Des fonds d’investissement traquent les atteintes à la liberté d’expression


En créant un site internet qui prône la démocratie, le cyberdissident Yang Zili n’ignorait pas qu’une telle démarche est assimilable à un délit dans sa patrie, la Chine. Mais il a osé braver l’ukase et il a été condamné en 2003 à huit ans de prison.

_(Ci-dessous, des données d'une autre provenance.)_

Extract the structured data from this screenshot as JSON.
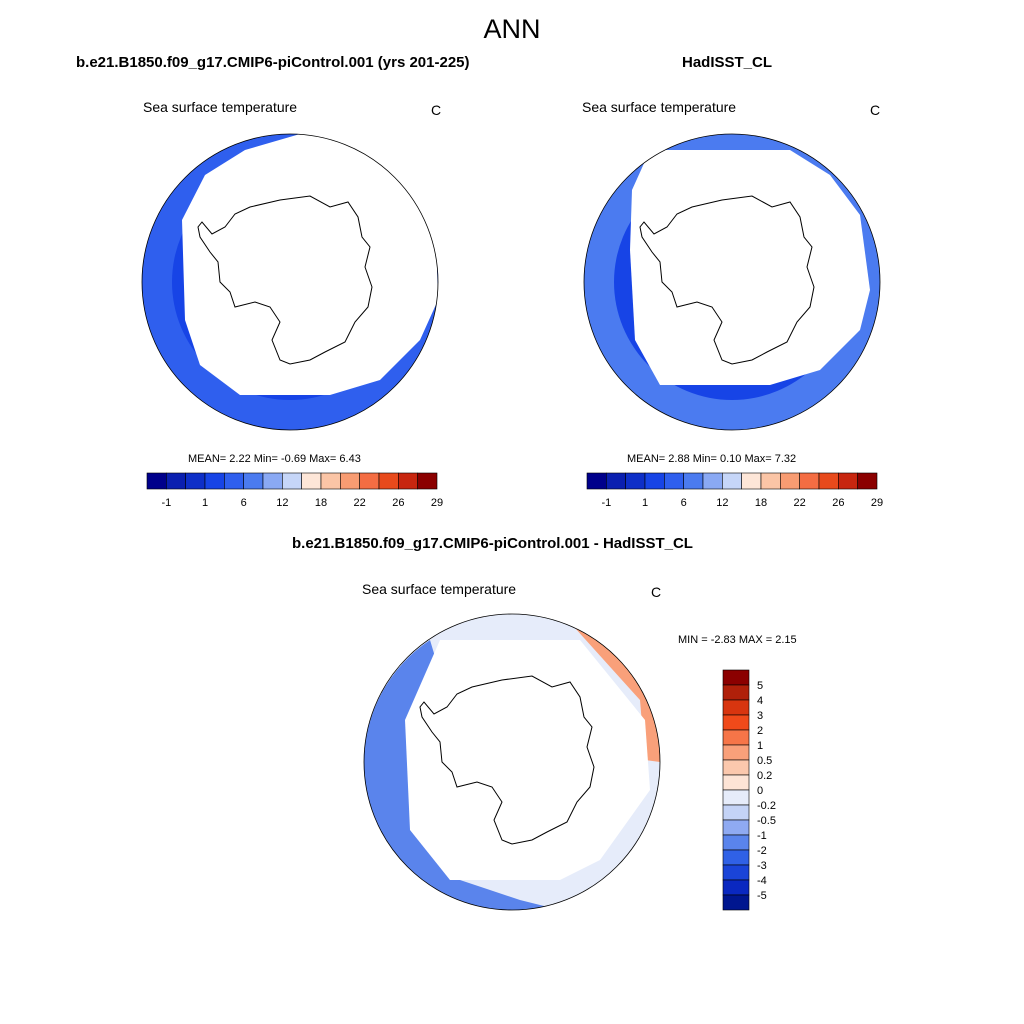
{
  "figure": {
    "title": "ANN",
    "panel_a": {
      "title": "b.e21.B1850.f09_g17.CMIP6-piControl.001 (yrs 201-225)",
      "variable": "Sea surface temperature",
      "units": "C",
      "mean_label": "MEAN=",
      "mean": "2.22",
      "min_label": "Min=",
      "min": "-0.69",
      "max_label": "Max=",
      "max": "6.43",
      "colorbar_ticks": [
        "-1",
        "1",
        "6",
        "12",
        "18",
        "22",
        "26",
        "29"
      ]
    },
    "panel_b": {
      "title": "HadISST_CL",
      "variable": "Sea surface temperature",
      "units": "C",
      "mean_label": "MEAN=",
      "mean": "2.88",
      "min_label": "Min=",
      "min": "0.10",
      "max_label": "Max=",
      "max": "7.32",
      "colorbar_ticks": [
        "-1",
        "1",
        "6",
        "12",
        "18",
        "22",
        "26",
        "29"
      ]
    },
    "panel_diff": {
      "title": "b.e21.B1850.f09_g17.CMIP6-piControl.001 - HadISST_CL",
      "variable": "Sea surface temperature",
      "units": "C",
      "minmax_text": "MIN =  -2.83 MAX =   2.15",
      "colorbar_ticks": [
        "5",
        "4",
        "3",
        "2",
        "1",
        "0.5",
        "0.2",
        "0",
        "-0.2",
        "-0.5",
        "-1",
        "-2",
        "-3",
        "-4",
        "-5"
      ]
    }
  },
  "colors": {
    "sst_scale": [
      "#00008b",
      "#0a1fb0",
      "#0e2fc8",
      "#1744e6",
      "#2f5fee",
      "#4b7bf0",
      "#8aa9f4",
      "#c6d6f8",
      "#fde6d8",
      "#fbc5a6",
      "#f89c72",
      "#f46d43",
      "#e84a1c",
      "#c8260f",
      "#8b0000"
    ],
    "diff_scale": [
      "#8b0000",
      "#b0200a",
      "#d8350f",
      "#f04a1a",
      "#f67548",
      "#f9a07a",
      "#fbc8ad",
      "#fde4d6",
      "#e6ecfa",
      "#c4d3f6",
      "#8faaf2",
      "#5a84ec",
      "#3061e6",
      "#1a44d8",
      "#0a28c0",
      "#00168f"
    ],
    "land": "#ffffff",
    "coast": "#000000"
  }
}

Le journaliste Shi Tao devait le savoir lui aussi. En juin dernier, il a été condamné à dix ans de prison pour avoir publié des informations considérées comme «secret d’Etat» sur un site internet basé aux Etats-Unis. Il aurait été identifié par la police chinoise grâce à des informations fournies par l’hébergeur de son compte e-mail, un moteur de recherche coté à la Bourse de New York.

Journalistes emprisonnés

«Les moteurs de recherche arrivent à bloquer certains mots clés comme dalaï-lama, un terme que l’on ne trouve pas en Chine», surenchérit tel observateur. Mais l’Empire du Milieu n’a pas le monopole de la censure, puisque 100 journalistes au moins sont emprisonnés à l’heure actuelle dans une dizaine de pays, selon Reporters sans frontières. D’où l’initiative que l’organisation basée à Paris cautionne officiellement: une déclaration commune dans laquelle 25 fonds d’investissement nord-américains, australiens et européens «affirment leur engagement en faveur de la liberté d’expression sur le Web et s’engagent, entre autres, à surveiller l’activité des entpreprises du secteur de l’internet dans les pays répressifs». Une force de frappe non négligeable puisqu’elle gère pas moins de 21 milliards de dollars d’actifs.
Autant dire que certains grands groupes informatiques ont entendu leurs oreilles siffler hier à New York, lors du lancement de l’opération. «Selon comment évolue la controverse, les titres de ces sociétés pourraient même à terme être exclus des portefeuilles des fonds de pension», synthétise Dominique Biedermann, directeur de la Fondation ethos à Genève, l’un des 25 signataires de l’appel. Comprenez: avant d’investir, certaines caisses de pension font appel à des agences de notation, lesquelles distribuent les bons et mauvais points en fonction de critères environnementaux ou sociaux. Avec la liberté d’expression, une nouvelle appréciation vient s’ajouter désormais à ces derniers. Elle pourrait peser d’un poids décisif lors de la décision de maintenir ou non une action dans le panier des placements.

Les Eglises aussi

Dominique Biedermann: «Nous voyons se développer une nouvelle forme de capitalisme, davantage axé sur la responsabilité à long terme. Il est très important en effet que la dénonciation des entorses aux droits de l’homme soit relayée par les investissements et plus seulement par les ONG. Aux Etats-Unis, les mouvements qui traquent ce genre de pratique – les Eglises, par exemple – sont puissants. Ils ne laissent pas indifférents les grands groupes dont les actions sont cotées à la bourse».